Telecompetitor Arches

AT&T Touts Fewer TV Commercial Interruptions as Potential Benefit of Time Warner Merger

AT&TAT&T envisions the possibility that the number of ads during TV shows could decrease when the company’s planned merger with Time Warner is completed, said AT&T Chief Financial Officer John Stephens at an investor conference today. AT&T addressable advertising capabilities will improve dramatically with Time Warner in the mix, Stephens says.

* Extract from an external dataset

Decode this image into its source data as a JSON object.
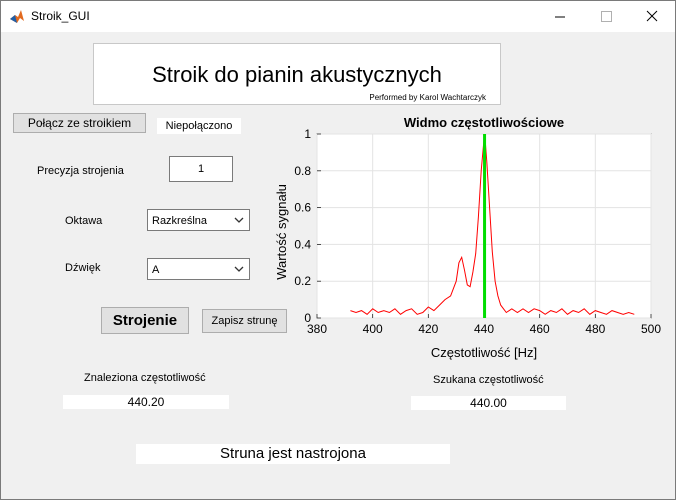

Noting that AT&T addressable advertising opportunities already exist as a video distributor but will only multiply after it combines with content provider Time Warner, Stephens said “You’re combining with a company that has actual viewer data and customer insights – that hasn’t been done before. When we bring the two together . . . we’ll have a unique opportunity to do more targeted advertising, to get higher CPMs [cost per thousands], possibly to take commercials out of shows because you’re getting more revenue per commercial [so] that you can increase the quality of the experience by reducing the number of commercials per show.”

AT&T Addressable Advertising
AT&T already charges more for addressable advertising, available on its U-verse IPTV platform and expanding to other platforms, in comparison with what video distributors charge for non-addressable broadcast or cable advertising.

Addressable advertising uses “the viewership data that comes off our networks because we’re the delivery system” to target ads to viewers, Stephens explained.

While non-addressable advertising might have a CPM in the range of $12 to $13, AT&T addressable advertising is getting a CPM close to $35 or $40, Stephens said. He noted that AT&T’s advertising revenues grew in the double digits last year and are on a 12% growth curve this year.

“When you take that and put Time Warner’s content with it, Turner’s content with it, you get really excited,” he said.

John J. Stephens
John Stephens

As a distributor, AT&T currently gets to sell four commercial spots per hour, according to Stephens. But content owners such as Time Warner, he said, get 24 slots per hour. The merged company potentially would have the opportunity to sell addressable ads for all 28 of those slots – or even reduce the number of slots as a means of improving the “quality and the stickiness of the content.”

In addition, Stephens sees opportunities to use the combined insight of the merged company to help in marketing content and even in content development. He said AT&T envisions using the data to “educate creative talent on how to market products” and on “what people want, what they’re really viewing.”

New AT&T Advertising Leadership
AT&T expects to close on the Time Warner merger by the end of the year, Stephens said. Stephens also noted that Brian Lesser has been appointed CEO of the new advertising and analytics company that AT&T has created to pursue opportunities such as those he outlined today.

“Once we complete our acquisition of Time Warner Inc., we believe there is an opportunity to build an automated advertising platform that can do for premium video and TV advertising what the search and social media companies have done for digital advertising,” AT&T CEO Randall Stephenson said in the Lesser appointment press release.

Stephens made his comments at the Oppenheimer Technology, Internet & Communications Conference in Boston, which was also webcast.